5.3.3. De beoordeling van de vraag of er voldoende grond was voor registratie in het EVR moet worden gedaan aan de hand van de maatstaf zoals genoemd in het arrest van de Hoge Raad van 29 mei 2009\ Deze maatstaf houdt in dat er geen strafrechtelijke veroordeling hoeft te zijn. Er moet echter wel sprake zijn van zodanige concrete feiten en omstandigheden dat zij een als een strafbaar feit te kwalificeren bewezenverklaring in de zin van artikel 350 Wetboek van Strafvordering (Sv) kunnen dragen. Er moet daarbij sprake zijn van een zwaardere verdenking dan een redelijk vermoeden van schuld. De stelplicht, en zo nodig de bewijslast, dat aan deze maatstaf is voldaan rust daarbij op de instelling die de persoonsgegevens verwerkt.
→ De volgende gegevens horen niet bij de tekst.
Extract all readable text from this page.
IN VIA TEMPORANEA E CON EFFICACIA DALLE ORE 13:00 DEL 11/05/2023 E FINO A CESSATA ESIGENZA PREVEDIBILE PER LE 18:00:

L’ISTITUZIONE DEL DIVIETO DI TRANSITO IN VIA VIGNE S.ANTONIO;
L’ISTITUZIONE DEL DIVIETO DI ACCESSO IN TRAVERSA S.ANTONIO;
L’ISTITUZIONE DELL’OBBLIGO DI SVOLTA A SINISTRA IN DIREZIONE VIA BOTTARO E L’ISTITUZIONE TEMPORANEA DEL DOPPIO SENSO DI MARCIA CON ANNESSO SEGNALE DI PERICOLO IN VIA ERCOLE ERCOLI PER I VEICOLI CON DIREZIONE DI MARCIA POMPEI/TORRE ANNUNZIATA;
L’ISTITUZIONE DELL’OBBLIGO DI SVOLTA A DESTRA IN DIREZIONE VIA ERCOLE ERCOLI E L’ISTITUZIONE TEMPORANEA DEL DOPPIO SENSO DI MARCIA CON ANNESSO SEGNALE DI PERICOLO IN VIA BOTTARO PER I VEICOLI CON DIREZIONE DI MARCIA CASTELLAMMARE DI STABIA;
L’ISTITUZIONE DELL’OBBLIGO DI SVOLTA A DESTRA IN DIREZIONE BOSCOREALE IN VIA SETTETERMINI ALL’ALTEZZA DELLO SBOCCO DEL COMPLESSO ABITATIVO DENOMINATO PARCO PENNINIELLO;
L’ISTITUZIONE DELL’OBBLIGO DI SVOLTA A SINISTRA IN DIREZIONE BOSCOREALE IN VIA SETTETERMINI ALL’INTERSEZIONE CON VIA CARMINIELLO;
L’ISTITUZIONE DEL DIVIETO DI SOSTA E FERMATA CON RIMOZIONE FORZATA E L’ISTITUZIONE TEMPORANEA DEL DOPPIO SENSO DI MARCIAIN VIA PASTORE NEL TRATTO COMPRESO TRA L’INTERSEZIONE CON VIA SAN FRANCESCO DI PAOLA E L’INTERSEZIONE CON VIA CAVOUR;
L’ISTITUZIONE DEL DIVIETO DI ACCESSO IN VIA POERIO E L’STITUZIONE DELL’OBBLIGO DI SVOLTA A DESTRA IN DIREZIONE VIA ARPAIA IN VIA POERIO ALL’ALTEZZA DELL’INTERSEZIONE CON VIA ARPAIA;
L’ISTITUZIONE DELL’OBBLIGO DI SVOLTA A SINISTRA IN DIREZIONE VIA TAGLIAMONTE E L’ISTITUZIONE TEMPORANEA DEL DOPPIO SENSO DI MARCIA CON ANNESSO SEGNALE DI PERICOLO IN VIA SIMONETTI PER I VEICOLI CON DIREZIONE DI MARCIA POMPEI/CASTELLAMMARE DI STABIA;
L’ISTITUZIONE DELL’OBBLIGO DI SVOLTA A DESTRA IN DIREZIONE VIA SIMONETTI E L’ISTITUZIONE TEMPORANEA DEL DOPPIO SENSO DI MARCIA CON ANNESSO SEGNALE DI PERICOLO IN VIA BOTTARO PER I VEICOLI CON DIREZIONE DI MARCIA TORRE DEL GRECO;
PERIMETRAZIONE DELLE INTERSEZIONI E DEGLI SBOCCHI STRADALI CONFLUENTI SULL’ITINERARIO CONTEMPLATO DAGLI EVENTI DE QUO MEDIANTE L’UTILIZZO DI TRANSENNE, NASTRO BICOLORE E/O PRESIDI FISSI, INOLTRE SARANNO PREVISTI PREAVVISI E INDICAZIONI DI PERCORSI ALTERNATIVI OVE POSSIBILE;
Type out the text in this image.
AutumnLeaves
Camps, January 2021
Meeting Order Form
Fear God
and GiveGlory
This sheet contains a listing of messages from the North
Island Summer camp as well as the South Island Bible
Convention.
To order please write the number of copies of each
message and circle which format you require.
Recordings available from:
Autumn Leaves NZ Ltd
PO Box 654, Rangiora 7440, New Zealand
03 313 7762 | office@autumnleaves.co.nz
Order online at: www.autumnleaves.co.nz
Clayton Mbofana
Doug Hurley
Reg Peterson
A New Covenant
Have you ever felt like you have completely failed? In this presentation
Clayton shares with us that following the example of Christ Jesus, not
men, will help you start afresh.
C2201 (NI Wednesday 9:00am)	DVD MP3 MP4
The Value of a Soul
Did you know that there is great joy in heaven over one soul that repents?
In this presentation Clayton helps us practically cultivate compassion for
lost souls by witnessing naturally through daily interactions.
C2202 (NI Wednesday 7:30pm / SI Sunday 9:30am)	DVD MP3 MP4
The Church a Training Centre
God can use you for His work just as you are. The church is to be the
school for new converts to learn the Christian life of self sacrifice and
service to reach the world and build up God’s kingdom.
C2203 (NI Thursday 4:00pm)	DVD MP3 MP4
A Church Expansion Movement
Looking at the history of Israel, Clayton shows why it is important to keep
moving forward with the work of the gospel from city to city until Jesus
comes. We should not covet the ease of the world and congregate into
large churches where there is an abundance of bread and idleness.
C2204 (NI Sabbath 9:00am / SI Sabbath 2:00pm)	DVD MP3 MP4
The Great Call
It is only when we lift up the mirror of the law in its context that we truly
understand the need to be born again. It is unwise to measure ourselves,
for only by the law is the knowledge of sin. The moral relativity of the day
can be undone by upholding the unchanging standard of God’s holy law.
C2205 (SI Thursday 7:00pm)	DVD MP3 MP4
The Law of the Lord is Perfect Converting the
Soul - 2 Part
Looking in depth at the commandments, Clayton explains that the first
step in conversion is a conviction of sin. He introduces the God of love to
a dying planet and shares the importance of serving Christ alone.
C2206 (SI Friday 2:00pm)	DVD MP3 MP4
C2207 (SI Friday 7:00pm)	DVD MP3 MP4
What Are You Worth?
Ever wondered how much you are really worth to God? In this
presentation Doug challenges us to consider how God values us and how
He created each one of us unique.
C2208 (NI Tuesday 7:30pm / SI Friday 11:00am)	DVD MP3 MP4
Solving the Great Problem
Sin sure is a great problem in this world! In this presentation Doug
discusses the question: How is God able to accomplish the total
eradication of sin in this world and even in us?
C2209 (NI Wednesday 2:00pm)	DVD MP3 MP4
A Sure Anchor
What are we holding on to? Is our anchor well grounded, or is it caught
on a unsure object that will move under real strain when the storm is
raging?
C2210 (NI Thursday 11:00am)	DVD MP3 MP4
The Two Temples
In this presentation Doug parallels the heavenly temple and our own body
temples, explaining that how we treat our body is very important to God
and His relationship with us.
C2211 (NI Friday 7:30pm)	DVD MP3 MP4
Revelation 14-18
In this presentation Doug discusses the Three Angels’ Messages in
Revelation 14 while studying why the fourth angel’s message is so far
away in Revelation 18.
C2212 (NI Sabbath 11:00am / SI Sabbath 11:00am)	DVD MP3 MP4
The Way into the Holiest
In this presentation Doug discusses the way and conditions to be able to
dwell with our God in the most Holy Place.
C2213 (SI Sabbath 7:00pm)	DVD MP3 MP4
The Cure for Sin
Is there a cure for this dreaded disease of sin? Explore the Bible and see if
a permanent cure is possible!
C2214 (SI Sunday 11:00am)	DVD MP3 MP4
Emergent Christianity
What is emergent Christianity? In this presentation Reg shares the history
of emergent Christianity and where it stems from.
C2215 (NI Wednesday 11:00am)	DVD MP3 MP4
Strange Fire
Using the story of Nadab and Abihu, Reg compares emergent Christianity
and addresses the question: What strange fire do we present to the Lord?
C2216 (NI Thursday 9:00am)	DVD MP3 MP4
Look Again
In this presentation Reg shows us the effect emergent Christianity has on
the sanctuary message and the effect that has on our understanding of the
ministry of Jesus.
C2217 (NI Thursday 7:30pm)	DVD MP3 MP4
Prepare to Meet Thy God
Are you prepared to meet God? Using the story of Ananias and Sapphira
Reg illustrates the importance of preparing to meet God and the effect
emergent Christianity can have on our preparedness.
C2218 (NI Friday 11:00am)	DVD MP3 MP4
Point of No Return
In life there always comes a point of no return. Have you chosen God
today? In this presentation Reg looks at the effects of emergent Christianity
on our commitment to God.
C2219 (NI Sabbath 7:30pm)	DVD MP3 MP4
In dit geval rust de stelplicht en bewijslast dus op [gedaagde 1] en [gedaagde 2] .

5.9. De rechtbank begrijpt dat [gedaagde 1] ook op grond van aanvullende omstandigheden meende dat er voldoende grond was voor de registratie van de strafrechtelijke persoonsgegevens van [eiser] in het EVR. Het gaat daarbij om de volgende omstandigheden:

  1. op de salarisstroken ontbreekt de afdracht van loonbelasting,
  2. op de salarisstrook van oktober is een bruto jaarloon van € 46.068,--, maar ook een fiscaal loon van€ 19.800,-- vermeld,
  3. het fiscaal loon is op de salarisstroken gelijk aan het loon van ziektewet, WAO en WW loon,
  4. [eiser] zou de eerste werknemer zijn,
  5. [eiser] zou op I juni 2014 in dienst zijn getreden, en heeft zonder arbeid te verrichten op I juni 2014 direct salaris ontvangen,
  6. de arbeidsovereenkomst vermeldt een bruto maandloon van€ 3.300, een dertiende maand en vakantiegeld van 8%. In de werkgeversverklaring die bij de hypotheekaanvraag is ingediend wordt uitsluitend een bruto jaarloon van

€ 39.600,-- vermeld en niet de emolumenten,

de werkgeversverklaring vermeldt een telefoonnummer van een derde partij, niet van de werkgever,

de werkgeversverklaring heeft grijze vlakken en delen van het formulier zijn weggevallen, wat wijst op aanpassingen van het oorspronkelijke document,

[eiser] heeft in de strafzaak erkend dat hij bewijsstukken heeft vervalst, dat kan worden opgemaakt uit de tenlastelegging waarin een mededeling ad informandum is opgenomen,

J. er was volgens [gedaagde 2] sprake van een kleine looncarrousel wat duidt op een fictieve (verzonnen) arbeidsovereenkomst.

Ook deze omstandigheden leveren (op zichzelf en bezien in samenhang met elkaar) onvoldoende grond op voor de registratie van de strafrechtelijke persoonsgegevens van [eiser] in het EVR.